The meeting point for the Mersey Tunnel tour is at the South West Corner of the ventilation shaft in Georges Dockway, a couple of roads back from the world famous Liverpool Pier Head.

On this page, my virtual tours (just like Google Street View) have red borders. The pictures on the tour were taken on 9th February 2023 which was led by Billie and Phil, a very knowledgeable pair with a never ending supply of comedy lines in between the factual bits. They were excellent.

The Liverpool ventilation shaft in Georges Dockway, seen from The Strand.

The Liverpool ventilation shaft, seen from the top of the Liver Building amongst the building of the Pier Head.

The Control Room

The original control room maintained safety in the tunnel from its opening in 1934 to relatively recently. The replacement control room uses networked sensors rather than having each sensor hard wired to a reporting position on a physical control board.

The Incident Log Books For The Tunnel

The books had been left open at mid-May in 1986 when a car had a barrier at the toll booth come down on its roof before it had driven through after paying.

Fresh Air Intake

The grey panels slid apart to reveal the impeller of the fan.

Vehicle Exhaust Fume Extract

What goes in clean, must come out, and so it is the same with the dirty air from the tunnel.

Air Locks

Throughout the ventilation shaft the airflow was controlled by air lock doors.

The Original Dock

Several of the buildings in Liverpool’s Pier Head use old docks as their foundations. Through some portals, the old walls could be seen and the tidal water heard below.

From Shaft To Road Tunnel

The ventilation shaft is not above the tunnel, but off to one side. A series of small horizontal tunnels connects the shaft to the road tunnel.

The Road Tunnel

Through the green doors of the horizontal tunnel lay the main road tunnel. Local buses are the only large vehicles now allowed through the tunnel. The buses have to stay in the second lane so they are in the largest part of the tunnel when it comes to going round the steep corners.

Tunnel Cross Section

The road tunnel is actually only half the story – or perhaps half the circle would be a better description.

The other half of the tunnel, as shown in the cross section, is below the road deck.

Staircase To The Tunnel

From the green doors in the horizontal tunnel, another door to the side opened up on a steep staircase going down to the half of the tunnel the road users never see.

Tunnel Fresh Air Duct

Part of the tunnel below the road way carries the fresh air the length of the tunnel.

The Tram Tunnel

Beneath the road deck, the roof in these pictures, is the space in which trams were intended to run through.
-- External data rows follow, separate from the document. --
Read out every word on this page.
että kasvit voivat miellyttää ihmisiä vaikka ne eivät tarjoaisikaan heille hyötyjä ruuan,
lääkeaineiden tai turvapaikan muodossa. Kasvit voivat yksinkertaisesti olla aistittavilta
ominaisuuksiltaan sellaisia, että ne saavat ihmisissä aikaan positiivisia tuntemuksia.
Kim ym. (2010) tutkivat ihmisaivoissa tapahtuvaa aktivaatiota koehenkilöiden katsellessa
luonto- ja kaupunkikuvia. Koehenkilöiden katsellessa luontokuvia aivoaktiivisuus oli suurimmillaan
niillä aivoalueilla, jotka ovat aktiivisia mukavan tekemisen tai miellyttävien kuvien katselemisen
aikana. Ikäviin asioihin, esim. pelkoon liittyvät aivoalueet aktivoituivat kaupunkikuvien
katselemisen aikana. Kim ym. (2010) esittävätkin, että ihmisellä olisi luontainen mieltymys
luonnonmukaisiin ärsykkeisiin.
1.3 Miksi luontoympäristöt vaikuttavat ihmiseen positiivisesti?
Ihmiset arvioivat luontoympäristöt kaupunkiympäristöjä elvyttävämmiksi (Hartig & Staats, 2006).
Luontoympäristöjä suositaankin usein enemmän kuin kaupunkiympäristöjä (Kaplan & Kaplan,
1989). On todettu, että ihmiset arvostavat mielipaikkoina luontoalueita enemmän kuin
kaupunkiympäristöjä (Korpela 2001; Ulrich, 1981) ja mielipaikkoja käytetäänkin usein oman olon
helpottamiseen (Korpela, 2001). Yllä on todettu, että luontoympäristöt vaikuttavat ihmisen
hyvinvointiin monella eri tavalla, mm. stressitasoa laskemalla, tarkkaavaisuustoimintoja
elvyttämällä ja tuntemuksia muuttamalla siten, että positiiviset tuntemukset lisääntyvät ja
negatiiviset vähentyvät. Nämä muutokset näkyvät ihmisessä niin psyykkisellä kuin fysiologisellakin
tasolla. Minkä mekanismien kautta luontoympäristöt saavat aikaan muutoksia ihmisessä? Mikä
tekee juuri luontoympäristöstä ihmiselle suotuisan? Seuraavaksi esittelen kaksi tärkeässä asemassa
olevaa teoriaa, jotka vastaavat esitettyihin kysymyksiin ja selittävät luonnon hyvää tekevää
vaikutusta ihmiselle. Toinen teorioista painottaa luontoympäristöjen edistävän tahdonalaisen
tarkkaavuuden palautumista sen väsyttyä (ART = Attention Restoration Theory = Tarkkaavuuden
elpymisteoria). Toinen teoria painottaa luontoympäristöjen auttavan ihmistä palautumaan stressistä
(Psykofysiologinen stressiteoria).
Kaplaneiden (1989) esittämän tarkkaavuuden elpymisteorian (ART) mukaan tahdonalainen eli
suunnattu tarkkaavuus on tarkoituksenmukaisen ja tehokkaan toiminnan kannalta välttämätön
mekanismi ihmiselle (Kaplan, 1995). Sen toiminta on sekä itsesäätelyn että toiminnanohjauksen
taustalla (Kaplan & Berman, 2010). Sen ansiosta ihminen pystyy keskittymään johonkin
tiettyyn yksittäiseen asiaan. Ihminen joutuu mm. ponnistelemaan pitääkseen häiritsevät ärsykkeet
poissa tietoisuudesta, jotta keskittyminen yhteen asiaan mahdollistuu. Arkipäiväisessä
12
After objections from the railway and ferry companies who feared a drop in passengers, the idea was abandoned.

The space is now used to carry a 6,000 volt electricity cable and fibre optic communication cables across the river. The breeze block building is one of the refuges built to keep tunnel users safe in the event of a major incident which forced the evacuation of the tunnel.

The Refuge

The seven refuges were built following the disastrous 1999 Mont Blanc Tunnel fire. The Mont Blanc tunnel was also a single tube (bore) which left survivors with no escape from the inferno and smoke. At one end of each refuge there is a ramp from road level down into the refuge. At the other end, a door opens into the tram tunnel.